I'm glad the guy was ok.
I don't want to see anyone get hurt for a TV drama.
If I was Dwane that would be the last time I'd be the nice guy and go looking for someone.


----------



## 056 kid (May 5, 2009)

I cant believe they left the old man!

"Il burn all there houses down"!!!!


----------



## JCBearss (May 6, 2009)

Rather anti climatic then Dwayne saying he would burn both their houses down was a riot


----------



## Kunes (May 6, 2009)

that was way too much drama for the outcome.


----------



## yellojeeper (May 6, 2009)

anyone else notice how still it was when they were looking for the logger, but they quit cutting because of the high winds?


----------



## welder15725 (May 6, 2009)

you would think they would give all their fallers a radio just in case something like that happened.


----------



## smokechase II (May 7, 2009)

*where have you been?*

*"you would think they would give all their fallers a radio just in case something like that happened."*

=============

Apparently you haven't been watching the same show that I have been.
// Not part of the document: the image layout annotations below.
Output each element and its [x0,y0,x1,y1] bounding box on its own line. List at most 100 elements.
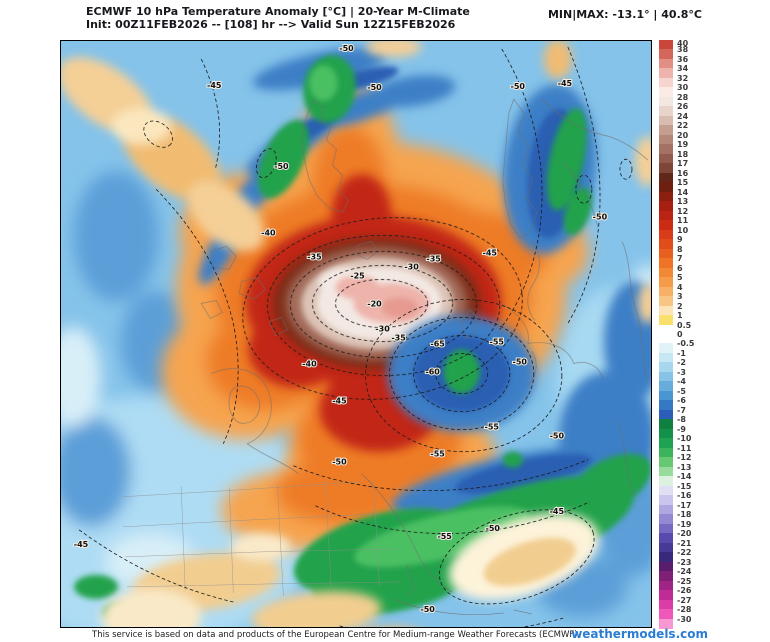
colorbar-swatch [659,580,673,591]
colorbar-tick-label: 32 [677,73,689,83]
title-line1: ECMWF 10 hPa Temperature Anomaly [°C] | … [86,5,470,18]
contour-label: -55 [485,423,500,432]
colorbar [659,40,673,629]
colorbar-tick-label: -1 [677,348,686,358]
colorbar-swatch [659,590,673,601]
colorbar-tick-label: 15 [677,178,689,188]
colorbar-tick-label: -28 [677,605,692,615]
colorbar-tick-label: 1 [677,311,683,321]
colorbar-swatch [659,381,673,392]
colorbar-tick-label: -16 [677,491,692,501]
colorbar-tick-label: 9 [677,235,683,245]
title-line2: Init: 00Z11FEB2026 -- [108] hr --> Valid… [86,18,456,31]
colorbar-tick-label: -14 [677,472,692,482]
colorbar-tick-label: -10 [677,434,692,444]
contour-label: -45 [550,507,565,516]
colorbar-tick-label: 8 [677,244,683,254]
contour-label: -50 [332,458,347,467]
colorbar-tick-label: 24 [677,111,689,121]
colorbar-swatch [659,571,673,582]
contour-label: -40 [302,360,317,369]
colorbar-tick-label: -12 [677,453,692,463]
colorbar-tick-label: -2 [677,358,686,368]
colorbar-tick-label: -0.5 [677,339,695,349]
contour-label: -35 [307,252,322,261]
colorbar-swatch [659,163,673,174]
colorbar-swatch [659,49,673,60]
colorbar-tick-label: -6 [677,396,686,406]
contour-label: -50 [550,432,565,441]
colorbar-swatch [659,438,673,449]
colorbar-swatch [659,533,673,544]
colorbar-swatch [659,457,673,468]
colorbar-swatch [659,296,673,307]
colorbar-tick-label: 19 [677,140,689,150]
contour-label: -20 [367,299,382,308]
colorbar-swatch [659,210,673,221]
colorbar-swatch [659,229,673,240]
warm-anomaly-pink-max [381,297,418,318]
green-highlights [309,65,530,568]
colorbar-swatch [659,77,673,88]
contour-label: -50 [420,605,435,614]
colorbar-swatch [659,466,673,477]
colorbar-swatch [659,476,673,487]
colorbar-tick-label: 18 [677,149,689,159]
colorbar-tick-label: -23 [677,557,692,567]
attribution-text: This service is based on data and produc… [92,630,578,640]
colorbar-tick-label: 14 [677,187,689,197]
contour-label: -45 [74,540,89,549]
colorbar-tick-label: 17 [677,159,689,169]
colorbar-tick-label: 26 [677,102,689,112]
colorbar-swatch [659,191,673,202]
colorbar-tick-label: -8 [677,415,686,425]
colorbar-tick-label: -26 [677,586,692,596]
colorbar-tick-label: -21 [677,538,692,548]
colorbar-swatch [659,115,673,126]
contour-label: -45 [483,248,498,257]
colorbar-tick-label: 12 [677,206,689,216]
colorbar-tick-label: -4 [677,377,686,387]
colorbar-swatch [659,343,673,354]
contour-label: -50 [339,44,354,53]
contour-label: -55 [430,450,445,459]
coastlines [123,98,649,615]
contour-label: -45 [332,397,347,406]
brand-link[interactable]: weathermodels.com [571,627,708,641]
colorbar-tick-label: 34 [677,64,689,74]
colorbar-swatch [659,542,673,553]
colorbar-tick-label: 2 [677,301,683,311]
colorbar-swatch [659,561,673,572]
colorbar-swatch [659,609,673,620]
colorbar-swatch [659,286,673,297]
contour-label: -30 [375,324,390,333]
contour-label: -35 [426,254,441,263]
colorbar-tick-label: -9 [677,424,686,434]
colorbar-swatch [659,362,673,373]
anomaly-map: -45-50-50 -50 -45-50-50-40-35-25-30-35-45-… [61,41,651,627]
colorbar-swatch [659,618,673,629]
contour-label: -50 [367,83,382,92]
colorbar-tick-label: -18 [677,510,692,520]
colorbar-tick-label: -20 [677,529,692,539]
colorbar-swatch [659,220,673,231]
contour-label: -45 [558,79,573,88]
colorbar-tick-label: 10 [677,225,689,235]
colorbar-tick-label: -30 [677,614,692,624]
colorbar-swatch [659,58,673,70]
colorbar-labels: 40 38 36 34 32 30 28 26 24 22 20 19 18 17 16 15 14 13 12 11… [677,40,707,628]
colorbar-tick-label: 3 [677,292,683,302]
contour-label: -50 [486,524,501,533]
colorbar-swatch [659,352,673,364]
colorbar-tick-label: 13 [677,197,689,207]
map-frame: -45 -50 -50 -50 -45 -50 -50 -40 -35 -25 -30 -35 -45-… [60,40,652,628]
colorbar-swatch [659,201,673,212]
colorbar-swatch [659,87,673,98]
page-title: ECMWF 10 hPa Temperature Anomaly [°C] | … [86,5,470,31]
colorbar-swatch [659,390,673,401]
colorbar-tick-label: 36 [677,54,689,64]
colorbar-swatch [659,239,673,250]
colorbar-tick-label: -11 [677,443,692,453]
colorbar-swatch [659,599,673,610]
colorbar-swatch [659,523,673,534]
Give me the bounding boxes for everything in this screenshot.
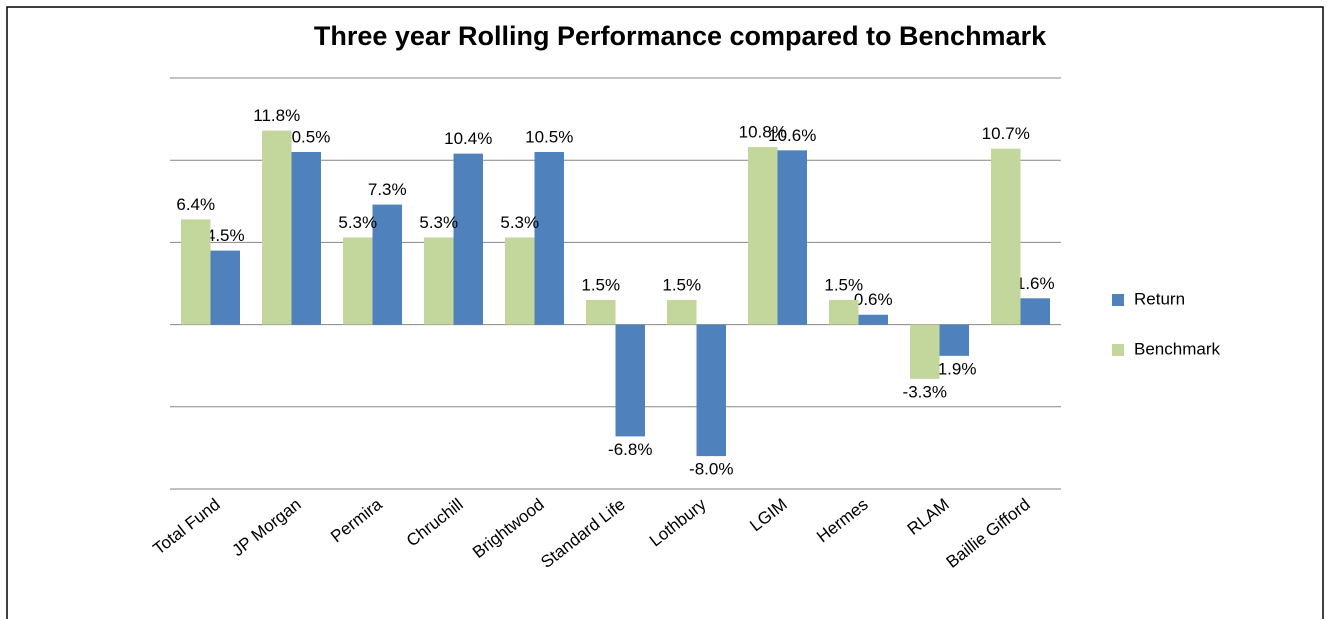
bar bbox=[181, 219, 211, 325]
value-label: 7.3% bbox=[368, 180, 407, 199]
bar bbox=[262, 130, 292, 325]
value-label: -1.9% bbox=[932, 359, 976, 378]
value-label: 5.3% bbox=[419, 213, 458, 232]
legend-label: Benchmark bbox=[1134, 339, 1220, 358]
x-tick-label: Chruchill bbox=[403, 495, 467, 551]
bar bbox=[939, 324, 969, 356]
value-label: 10.5% bbox=[525, 127, 573, 146]
value-label: 10.6% bbox=[768, 126, 816, 145]
x-tick-label: Baillie Gifford bbox=[943, 495, 1034, 572]
value-label: -6.8% bbox=[608, 440, 652, 459]
value-label: 6.4% bbox=[176, 195, 215, 214]
bar bbox=[1020, 298, 1050, 325]
value-label: 4.5% bbox=[206, 226, 245, 245]
bar bbox=[534, 151, 564, 325]
value-label: 10.7% bbox=[982, 124, 1030, 143]
bar bbox=[696, 324, 726, 457]
value-label: 0.6% bbox=[854, 290, 893, 309]
bar bbox=[210, 250, 240, 325]
bar bbox=[424, 237, 454, 325]
legend-swatch bbox=[1112, 294, 1124, 306]
bar bbox=[858, 314, 888, 325]
bar bbox=[372, 204, 402, 325]
value-label: -8.0% bbox=[689, 460, 733, 479]
bar bbox=[829, 299, 859, 325]
value-label: 11.8% bbox=[253, 106, 300, 125]
x-tick-label: Standard Life bbox=[537, 495, 628, 572]
x-tick-label: Hermes bbox=[813, 495, 872, 547]
value-label: 1.6% bbox=[1016, 274, 1055, 293]
value-label: 10.8% bbox=[739, 123, 787, 142]
bar bbox=[291, 151, 321, 325]
bar bbox=[667, 299, 697, 325]
bar bbox=[505, 237, 535, 325]
value-label: 1.5% bbox=[662, 275, 701, 294]
value-label: 1.5% bbox=[581, 275, 620, 294]
chart-frame bbox=[6, 6, 1324, 619]
bar bbox=[748, 147, 778, 325]
value-label: 1.5% bbox=[824, 275, 863, 294]
x-tick-label: LGIM bbox=[746, 495, 790, 536]
bar bbox=[615, 324, 645, 437]
x-tick-label: JP Morgan bbox=[228, 495, 304, 560]
x-tick-label: RLAM bbox=[904, 495, 953, 539]
legend-label: Return bbox=[1134, 289, 1185, 308]
value-label: 5.3% bbox=[338, 213, 377, 232]
value-label: -3.3% bbox=[903, 382, 947, 401]
bar bbox=[586, 299, 616, 325]
value-label: 10.5% bbox=[282, 127, 330, 146]
bar bbox=[910, 324, 940, 379]
x-tick-label: Total Fund bbox=[149, 495, 223, 559]
bar bbox=[343, 237, 373, 325]
x-tick-label: Lothbury bbox=[646, 494, 710, 550]
bar bbox=[453, 153, 483, 325]
value-label: 5.3% bbox=[500, 213, 539, 232]
bar bbox=[777, 150, 807, 325]
bar bbox=[991, 148, 1021, 325]
chart-title: Three year Rolling Performance compared … bbox=[314, 21, 1047, 51]
x-tick-label: Brightwood bbox=[469, 495, 548, 562]
value-label: 10.4% bbox=[444, 129, 492, 148]
legend-swatch bbox=[1112, 344, 1124, 356]
x-tick-label: Permira bbox=[327, 494, 386, 546]
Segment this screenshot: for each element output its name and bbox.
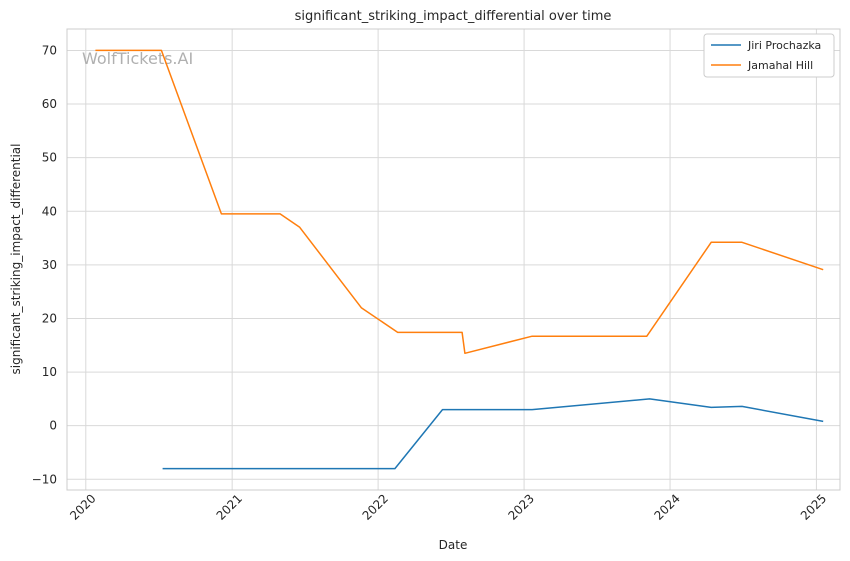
y-tick-label: 0 bbox=[49, 419, 57, 433]
plot-frame bbox=[66, 28, 841, 491]
y-tick-label: 50 bbox=[42, 151, 57, 165]
x-tick-label: 2023 bbox=[506, 491, 537, 522]
x-axis-label: Date bbox=[439, 538, 468, 552]
series-line-jiri-prochazka bbox=[162, 398, 824, 470]
legend-label-jiri-prochazka: Jiri Prochazka bbox=[747, 39, 821, 52]
x-tick-label: 2022 bbox=[360, 491, 391, 522]
y-tick-label: 20 bbox=[42, 311, 57, 325]
grid-lines bbox=[67, 29, 840, 490]
chart-title: significant_striking_impact_differential… bbox=[295, 9, 612, 24]
y-tick-label: 60 bbox=[42, 97, 57, 111]
x-tick-label: 2025 bbox=[798, 491, 829, 522]
legend-label-jamahal-hill: Jamahal Hill bbox=[747, 59, 813, 72]
y-tick-label: 70 bbox=[42, 43, 57, 57]
tick-labels: −10 0 10 20 30 40 50 60 70 2020 2021 2022 2023 2024 20… bbox=[32, 43, 830, 522]
y-axis-label: significant_striking_impact_differential bbox=[9, 144, 23, 375]
x-tick-label: 2024 bbox=[651, 491, 682, 522]
y-tick-label: 10 bbox=[42, 365, 57, 379]
series-line-jamahal-hill bbox=[95, 49, 824, 355]
series-lines bbox=[95, 49, 824, 470]
watermark-text: WolfTickets.AI bbox=[82, 49, 193, 68]
y-tick-label: 40 bbox=[42, 204, 57, 218]
x-tick-label: 2021 bbox=[214, 491, 245, 522]
y-tick-label: −10 bbox=[32, 472, 57, 486]
x-tick-label: 2020 bbox=[67, 491, 98, 522]
y-tick-label: 30 bbox=[42, 258, 57, 272]
legend: Jiri Prochazka Jamahal Hill bbox=[703, 33, 835, 78]
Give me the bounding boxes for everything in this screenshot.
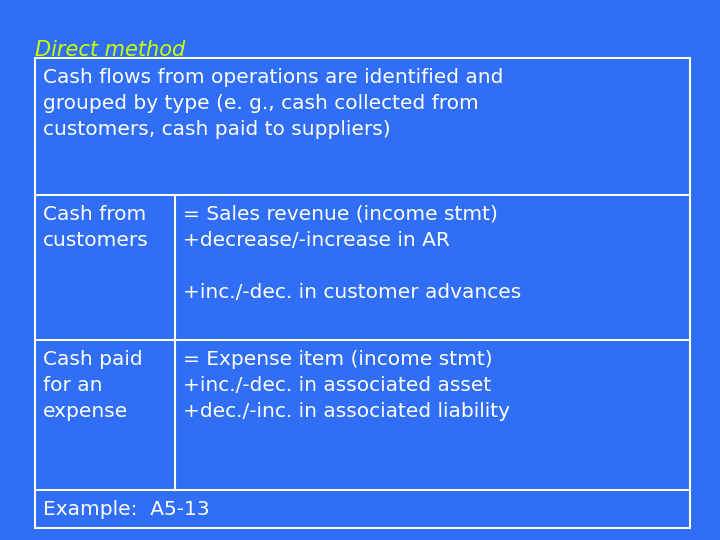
Text: +dec./-inc. in associated liability: +dec./-inc. in associated liability (183, 402, 510, 421)
Text: = Sales revenue (income stmt): = Sales revenue (income stmt) (183, 205, 498, 224)
Text: +inc./-dec. in customer advances: +inc./-dec. in customer advances (183, 283, 521, 302)
Text: +decrease/-increase in AR: +decrease/-increase in AR (183, 231, 450, 250)
Text: Example:  A5-13: Example: A5-13 (43, 500, 210, 519)
Text: +inc./-dec. in associated asset: +inc./-dec. in associated asset (183, 376, 491, 395)
Text: expense: expense (43, 402, 128, 421)
Text: Direct method: Direct method (35, 40, 185, 60)
Text: customers, cash paid to suppliers): customers, cash paid to suppliers) (43, 120, 391, 139)
Text: grouped by type (e. g., cash collected from: grouped by type (e. g., cash collected f… (43, 94, 479, 113)
Text: customers: customers (43, 231, 149, 250)
Text: for an: for an (43, 376, 102, 395)
Bar (35, 58, 690, 528)
Text: Cash flows from operations are identified and: Cash flows from operations are identifie… (43, 68, 503, 87)
Text: Cash from: Cash from (43, 205, 146, 224)
Text: Cash paid: Cash paid (43, 350, 143, 369)
Text: = Expense item (income stmt): = Expense item (income stmt) (183, 350, 492, 369)
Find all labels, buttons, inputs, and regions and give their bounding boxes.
Next thing you know someone will be suggesting cantaloupe over maple bars.


----------



## slowp (May 7, 2009)

smokechase II said:


> *"you would think they would give all their fallers a radio just in case something like that happened."*
> 
> =============
> 
> ...



Nope, no cantalope. The fashion is now to "eat locally" so mushrooms would be ok, but no cantalope. Maple bars are local if there's a bakery, otherwise Donettos may be substituted. I see the latter on a lot of dashboards around here so they must be local.


----------